From managing bank transactions to controlling the space shuttle and pacemakers, software is everywhere. Today's software systems need to interact with the physical world, communicate through networks, and make decisions in real time in uncertain environments. With increasing complexity and scale, creating trustworthy software systems has become an intellectually daunting task. The software research group aims to develop techniques, algorithms, and tools that help developers and testers build reliable and secure software. The research areas covered by the group include (i) software security: developing static analysis tools for automatically discovering security flaws in software, (ii) programming languages: developing novel programming languages that enable writing dependable code, (iii) compilers: development of compilers that allow refinement of high-level models into code, and (iv) software engineering and tools: developing software engineering practices that promote effective management of software projects and automated tools that promote program understanding, software reuse, and easy maintenance of software artifacts.



Gerald Baumgartner: Compilers, Programming Languages, Software Engineering 

Doris Carver: Software Development, Reusability, Reverse Engineering

Sukhamay Kundu: Software Design, Modeling and Analysis

Supratik Mukhopadhyay: Execution Models, Program Analysis

Chris Branton (adjunct): Software Engineering and Tools

Anas (Nash) Mahmoud: Requirements Engineering, Natural Language Analysis of Code, Empirical Software Engineering


Specific Projects

Tensor contraction engine. Baumgartner works on a domain-specific language of tensor contraction (generalized matrix multiplication) equations and an optimizing compiler that generates high-performance code for a variety of different architectures. The TCE reduces the development time of quantum chemistry simulation models from months or years to hours. Supported by the NSF.

Brew project. Baumgartner investigates the design of language extensions and testing and debugging tools to improve programmer productivity.

Programming methods. Kundu works on techniques for automated object-oriented software design and techniques for improving programming productivity for beginning programmers. He also works on modeling and formal analysis of programs.

Chane-impact analysis of programs.

Formalization of Execution Models for Parallel Computing.

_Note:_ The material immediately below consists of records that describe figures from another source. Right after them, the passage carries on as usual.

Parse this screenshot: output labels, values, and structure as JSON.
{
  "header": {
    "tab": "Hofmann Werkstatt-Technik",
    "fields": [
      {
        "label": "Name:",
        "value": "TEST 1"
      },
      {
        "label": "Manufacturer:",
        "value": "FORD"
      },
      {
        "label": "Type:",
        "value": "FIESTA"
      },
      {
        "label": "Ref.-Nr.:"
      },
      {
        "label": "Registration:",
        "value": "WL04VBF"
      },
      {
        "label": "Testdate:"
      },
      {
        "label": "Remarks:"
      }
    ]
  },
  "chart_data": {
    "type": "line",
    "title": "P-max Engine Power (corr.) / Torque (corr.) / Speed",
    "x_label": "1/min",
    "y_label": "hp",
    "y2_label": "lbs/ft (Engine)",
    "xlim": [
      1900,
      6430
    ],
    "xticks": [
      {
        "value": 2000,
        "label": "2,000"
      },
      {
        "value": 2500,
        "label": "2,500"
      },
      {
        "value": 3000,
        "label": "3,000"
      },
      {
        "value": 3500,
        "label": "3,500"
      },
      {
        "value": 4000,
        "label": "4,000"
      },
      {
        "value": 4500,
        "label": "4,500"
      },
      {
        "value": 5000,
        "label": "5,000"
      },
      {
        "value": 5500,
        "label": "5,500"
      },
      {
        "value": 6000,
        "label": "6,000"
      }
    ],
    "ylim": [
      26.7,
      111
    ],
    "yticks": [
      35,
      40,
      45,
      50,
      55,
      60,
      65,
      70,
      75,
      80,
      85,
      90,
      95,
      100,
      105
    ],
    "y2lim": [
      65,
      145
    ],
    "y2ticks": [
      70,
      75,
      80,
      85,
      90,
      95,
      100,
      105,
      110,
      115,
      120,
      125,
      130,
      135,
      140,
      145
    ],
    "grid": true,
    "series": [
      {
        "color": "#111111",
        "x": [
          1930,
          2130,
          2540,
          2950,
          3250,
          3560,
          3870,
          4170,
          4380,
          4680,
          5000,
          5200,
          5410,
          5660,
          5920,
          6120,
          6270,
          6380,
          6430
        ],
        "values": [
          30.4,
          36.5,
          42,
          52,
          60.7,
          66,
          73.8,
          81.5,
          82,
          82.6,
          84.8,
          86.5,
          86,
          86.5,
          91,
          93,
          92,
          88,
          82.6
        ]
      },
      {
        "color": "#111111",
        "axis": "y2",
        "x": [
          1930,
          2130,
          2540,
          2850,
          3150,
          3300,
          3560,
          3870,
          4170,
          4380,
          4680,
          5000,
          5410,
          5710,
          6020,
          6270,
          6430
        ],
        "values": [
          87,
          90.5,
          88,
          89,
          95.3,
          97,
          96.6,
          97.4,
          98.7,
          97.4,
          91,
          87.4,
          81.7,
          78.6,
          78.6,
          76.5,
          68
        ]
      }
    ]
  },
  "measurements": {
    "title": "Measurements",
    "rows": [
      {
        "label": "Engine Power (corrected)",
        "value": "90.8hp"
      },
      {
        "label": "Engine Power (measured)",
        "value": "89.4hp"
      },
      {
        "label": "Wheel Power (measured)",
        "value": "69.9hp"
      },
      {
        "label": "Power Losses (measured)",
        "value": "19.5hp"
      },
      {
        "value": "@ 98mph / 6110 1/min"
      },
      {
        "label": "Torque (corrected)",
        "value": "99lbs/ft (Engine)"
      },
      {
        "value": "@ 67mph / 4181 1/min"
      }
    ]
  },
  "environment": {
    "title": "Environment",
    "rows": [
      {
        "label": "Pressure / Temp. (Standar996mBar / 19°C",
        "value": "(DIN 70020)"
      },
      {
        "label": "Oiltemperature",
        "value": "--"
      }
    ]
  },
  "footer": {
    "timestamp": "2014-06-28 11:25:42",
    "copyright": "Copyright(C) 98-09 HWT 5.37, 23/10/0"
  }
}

Video analytics. Mukhopadhyay develops an agile tracking framework for automated tracking of moving objects of different types (e.g., person, vehicle) in full-motion video (FMV). Supported by DARPA/RDECOM.

Natural language analysis of code. Mahmoud works on a novel text-processing paradigm customized for software. The main research objectives are to introduce an effective, scalable, and computationally-efficient paradigm for processing and analyzing the textual content of source code, and to integrate the proposed paradigm in working prototypes that provide support for several essential software engineering activities.